Corría aquel esperado día de diciembre en que la patria, convulsa, parecía debatirse entre conservadores platerescos y liberales republicanos.

El malvado Sóstenes Antípides —cuya sola presencia infundía temor en el ánimo de los buenos parroquianos— fue obligado a comparecer ante la autoridad del recientemente nombrado Gobernador de Querétaro, el borrachín general don José María Arteaga.

Este bonachón militar, tras reponerse milagrosamente de las cruentas heridas nacidas del fragor de la guerra, acababa de recibir las más altas condecoraciones de manos del mismísimo presidente don Benito Juárez, en la heroica ciudad de Puebla.

—¡Urge! — mencionaba el abuelo de la casa de los Olguín, mientras devoraba sus ricos panes de cubierta azucarada, tratando de atinar a la boca de la taza por su temblorina — pues, apurar la resistencia para contener el empuje de las tropas extranjeras que permanecían agazapadas en las costas de Veracruz, por lo que la entera disposición de Sóstenes a la causa de las armas se volvía asunto de vital trascendencia ¡Les dije!

Entretanto, en las filas opuestas — da cátedra el abuelo — los conservadores obedecían las órdenes del sanguinario general de división don Leonardo Márquez — hace una mueca de malo — a quien le acompañaba el prestigioso y singular general don José Tomás Mejía, nacido del estruendo de la lucha que, sin haber cruzado las aulas de la academia ¡Escuchen niñas! se había convertido, por la audacia de sus hechos en batallas, en el verdadero «Mesías» de los conservadores.

Ambos tejieron un puente de hombres y armas desde las frondosas lomas de Orizaba hasta aquí, amigos los dos del general invasor Élie Frédéric Forey, figura dominante a quien ya todos conocen como el Mariscal de Francia — las niñas en codos sobre la mesa duermen ante los constantes arrebatos del prócer familiar, abriendo sus ojos apenas en cada vez.
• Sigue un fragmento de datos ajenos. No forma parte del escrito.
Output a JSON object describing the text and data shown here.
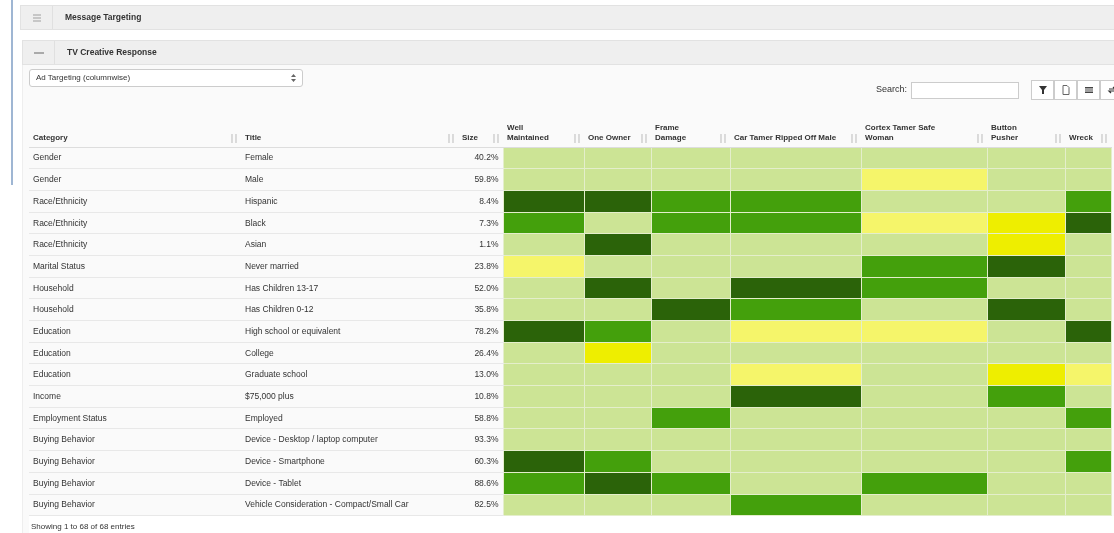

Estos dos ejércitos, como decía el abuelo, chocaban día a día en continuas y feroces escaramuzas —Abuelo ¿Qué es una escaramuza?…— Medían sus fuerzas, ensayaban audaces tácticas y se tanteaba el alcance del letal armamento de gran calibre que traían consigo los extranjeros; mientras tanto, los liberales regateaban la compra de pertrechos a traficantes de Texas, antiguos e incondicionales aliados del gobierno republicano del señor Juárez ¡Le gustaba negociar con maleantes! —.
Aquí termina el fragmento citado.